Accelerating parameter estimation for parameterized tests of general relativity with gravitational-wave observations
Dhruv Kumar, Ish Gupta, Bangalore Sathyaprakash
TL;DR
The paper tackles the computational bottleneck in GR tests with gravitational waves posed by large parameter spaces from PN-deformation coefficients. It integrates relative binning into the TIGER framework to accelerate likelihood evaluations while preserving posterior accuracy, enabling full Bayesian inference for both GR-consistent and non-GR signals, including high-SNR XG-like observations. The authors demonstrate unbiased recoveries, quantify how bin resolution impacts accuracy (notably for the $-1$PN term), and report substantial speedups (order $10$–$10^2$) across frequency ranges and signal lengths. They validate the approach on simulated binaries, perform high-SNR XG forecasts, and apply it to GW150914 and GW250114, obtaining GR-consistent bounds that agree with prior results. The method enables scalable, multi-parameter GR tests and PCA analyses, significantly advancing the practicality of large ensembles and routine GR testing with current and next-generation GW detectors.
Abstract
Tests of general relativity (GR) with gravitational waves (GWs) introduce additional deviation parameters in the waveform model. The enlarged parameter space makes inference computationally costly, which has so far limited systematic, large-scale studies that are essential to quantify degeneracies, check effect of waveform systematics, and assess robustness across non-stationary and non-Gaussian noise effects.
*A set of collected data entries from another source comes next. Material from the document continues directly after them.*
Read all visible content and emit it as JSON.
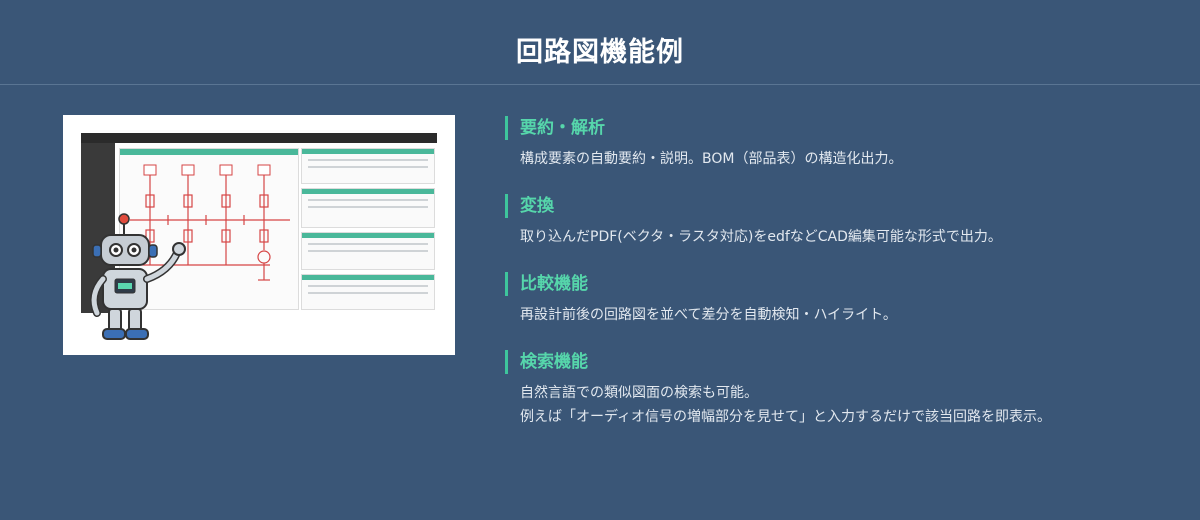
{
  "page": {
    "title": "回路図機能例"
  },
  "features": [
    {
      "heading": "要約・解析",
      "lines": [
        "構成要素の自動要約・説明。BOM（部品表）の構造化出力。"
      ]
    },
    {
      "heading": "変換",
      "lines": [
        "取り込んだPDF(ベクタ・ラスタ対応)をedfなどCAD編集可能な形式で出力。"
      ]
    },
    {
      "heading": "比較機能",
      "lines": [
        "再設計前後の回路図を並べて差分を自動検知・ハイライト。"
      ]
    },
    {
      "heading": "検索機能",
      "lines": [
        "自然言語での類似図面の検索も可能。",
        "例えば「オーディオ信号の増幅部分を見せて」と入力するだけで該当回路を即表示。"
      ]
    }
  ],
  "colors": {
    "background": "#3a5677",
    "accent": "#56d6ab",
    "accent_bar": "#3ec59c"
  }
}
The need is even sharper for next-generation (XG) observatories where signals are longer, signal-to-noise ratios (SNRs) are higher, and likelihood evaluations increase substantially. We address this by applying relative binning to the TIGER framework for parameterized tests of GR. Relative binning replaces dense frequency evaluations with evaluations on adaptively chosen frequency bins, reducing the cost per likelihood call while preserving posterior accuracy. Using simulated binary black hole signals, we demonstrate unbiased recovery for GR-consistent cases and targeted non-GR deviations, and we map how bin resolution controls accuracy, with fine binning primarily required for the $-1$ post-Newtonian term. A high-SNR simulated signal at next-generation sensitivity further shows accurate recovery with tight posteriors. Applied to GW150914 and GW250114, both single and multi-parameter TIGER analyses finish within a day, yielding deviation bounds consistent with GR at 90\% credibility and in agreement with previous results. Across analyses, the method reduces wall time by factors of $\mathcal{O}(10)$ to $\mathcal{O}(100)$, depending on frequency range and binning, without degrading parameter estimation accuracy.